Traffickers are also directing new attention to Puerto Rico. Hurricane Hugo caused heavy damage to radar facilities and left the western part of the island unguarded. Once drugs arrive, they can be shipped to US cities without inspection by US Customs.

``Puerto Rico is the new gateway for coke,'' says Robert Viator, a US Customs pilot.

Customs has rushed extra planes and manpower to Puerto Rico to try to close the radar gap.

Although most cocaine reaches the US by boat, air shipments play a vital role in the drug cartels' distribution network. Most airborne coke comes aboard small, private planes.

Mr. Viator notes that back in the early 1980s, traffickers had ``free rein'' to fly narcotics - mostly marijuana - to the US. In 1985, smugglers turned their attention to cocaine. For the drug cartels, air transport provides a highly efficient system.

``Within 24 hours of coke being manufactured in Colombia, it can be on the streets in the US,'' Viator says.

Vice Adm. James Irwin, who oversees military efforts against drugs in the Caribbean region, says the cartels' need for pilots provides the US with an important opportunity.

There are only a few hundred pilots working for the cartels. They are daring airmen, many with thousands of hours of flying time, and trusted by cartel bosses.

Admiral Irwin says: ``Aircraft are fairly expensive ... but [the cartels] can buy airplanes. But to get pilots to continue to go and come, and that they can trust, that's a tough one....

``The pilot is very important. That probably is the key. [Pilots are] the most expensive, the most critical thing'' in the cartels' distribution chain.

Putting pressure on drug pilots has become a top priority for US drug fighters. New radars to track them are installed at Key West; Cudjoe Key, Fla.; Guant'anamo Bay, Cuba; Jamaica; Puerto Rico; Panama; and Honduras.

New radar also is slated for various Caribbean islands, as well as Costa Rica and Venezuela.

Meanwhile, Congress has appropriated $100 million to buy more aerostats, balloons equipped with radar that can scan hundreds of miles of border.

Not far from Homestead, the government also is opening a multimillion-dollar command-and-control center that will coordinate drug-fighting units of the Coast Guard and Customs. And in Key West, the military recently opened Joint Task Force Four, its Caribbean drug detection headquarters, under Admiral Irwin's command.

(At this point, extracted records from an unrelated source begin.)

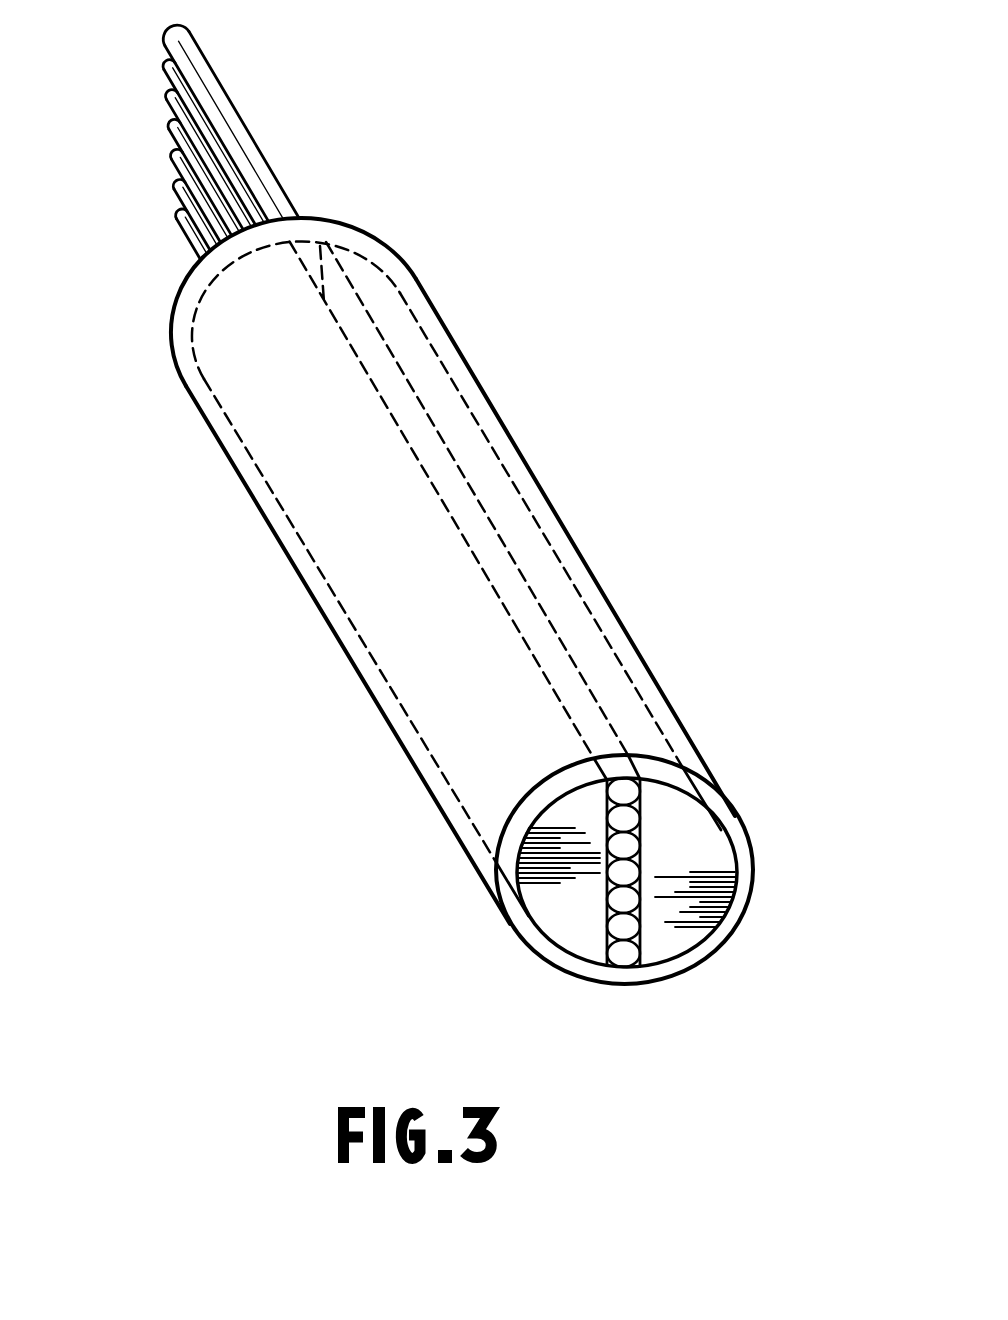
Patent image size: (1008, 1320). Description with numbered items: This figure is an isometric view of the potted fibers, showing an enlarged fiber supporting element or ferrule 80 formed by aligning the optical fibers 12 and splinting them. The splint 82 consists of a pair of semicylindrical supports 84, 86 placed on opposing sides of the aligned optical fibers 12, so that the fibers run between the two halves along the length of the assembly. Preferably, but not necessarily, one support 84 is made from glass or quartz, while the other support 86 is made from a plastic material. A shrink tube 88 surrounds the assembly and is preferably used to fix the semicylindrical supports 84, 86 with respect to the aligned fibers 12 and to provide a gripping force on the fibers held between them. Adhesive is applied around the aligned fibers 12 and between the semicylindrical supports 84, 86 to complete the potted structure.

The optical fibers 12 is at (162, 116).
The ferrule 80 is at (693, 367).
The splint 82 is at (345, 575).
The semicylindrical support 84 is at (562, 923).
The semicylindrical support 86 is at (680, 937).
The shrink tube 88 is at (752, 862).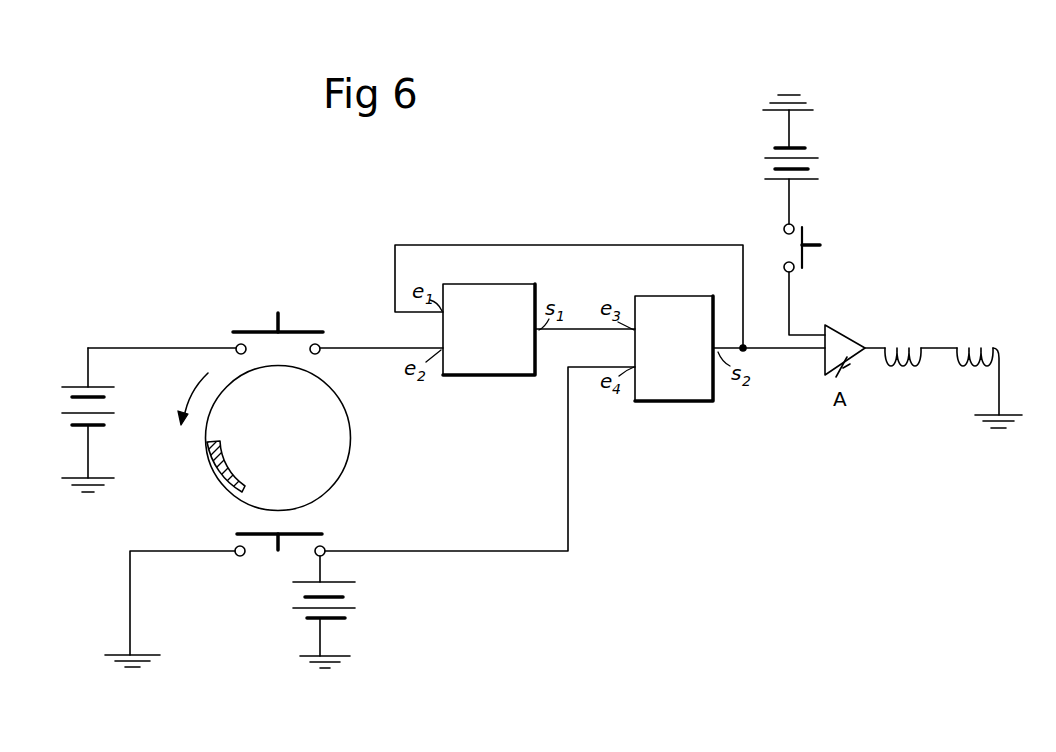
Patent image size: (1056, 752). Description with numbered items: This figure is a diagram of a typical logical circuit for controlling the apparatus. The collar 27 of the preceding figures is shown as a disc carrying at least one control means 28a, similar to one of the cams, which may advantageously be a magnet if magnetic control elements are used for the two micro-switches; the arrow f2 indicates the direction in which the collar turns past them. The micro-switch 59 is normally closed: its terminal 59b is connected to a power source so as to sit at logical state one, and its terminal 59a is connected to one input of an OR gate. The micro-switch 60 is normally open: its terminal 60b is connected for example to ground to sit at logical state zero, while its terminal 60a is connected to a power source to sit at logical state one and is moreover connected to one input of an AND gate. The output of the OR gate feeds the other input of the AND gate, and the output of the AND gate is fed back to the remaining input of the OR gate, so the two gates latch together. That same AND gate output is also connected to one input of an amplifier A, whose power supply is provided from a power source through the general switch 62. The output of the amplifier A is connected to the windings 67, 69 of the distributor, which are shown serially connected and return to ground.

The micro-switch 59 is at (290, 328).
The terminal of micro-switch 59 59a is at (319, 354).
The terminal of micro-switch 59 59b is at (237, 345).
The micro-switch 60 is at (305, 533).
The terminal of micro-switch 60 60a is at (325, 553).
The terminal of micro-switch 60 60b is at (236, 556).
The collar 27 is at (342, 440).
The control means 28a is at (214, 467).
The general switch 62 is at (806, 240).
The winding of the distributor 67 is at (920, 317).
The winding of the distributor 69 is at (993, 317).
The rotation direction arrow f2 is at (191, 392).
The amplifier A is at (855, 351).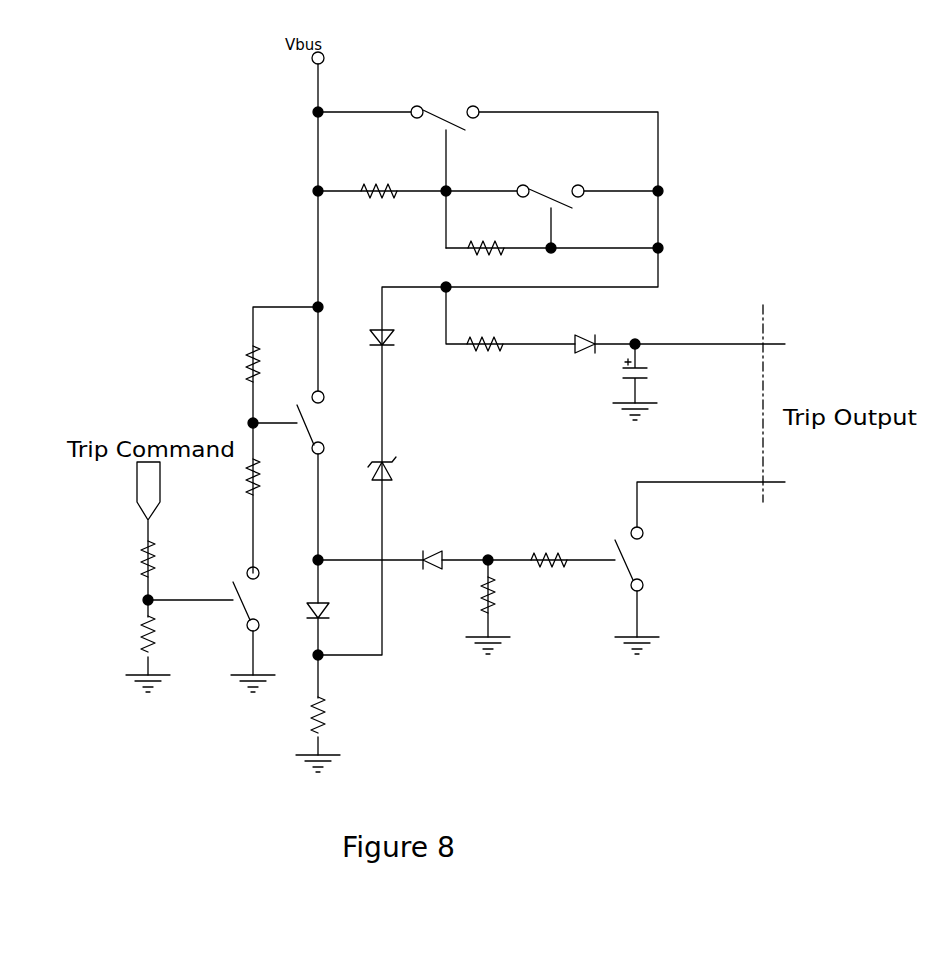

Eventually there should be airborne radar across the entire Southern frontier of the US, from California to Florida. On the eastern end, the radar net will reach far out to sea.

Critics of this air-interdiction effort say that it works - but not well enough. Too many other avenues are available, even if the air corridor is completely closed.

The General Accounting Office, in a June 1989 study, concluded: ``While more improvements in detection and response capabilities may further deter air smuggling, gaps will remain in the air interdiction system, and other smuggling avenues will still be available....''

Some agents who fight air traffickers, however, point out that air is the preferred smuggling method of the drug kingpins. It involves one pilot, one plane, one customer - a simple transaction.

In contrast, smuggling by small boats can involve several steps: a large ``mother'' ship, numerous small boats and their crews, and a more complicated delivery system in the US - all places where things can go wrong.

As public anger over drugs increases, pressure will grow to close the air routes to traffickers. The next three years should tell us whether that is possible.

One in a series of occasional articles about US border problems.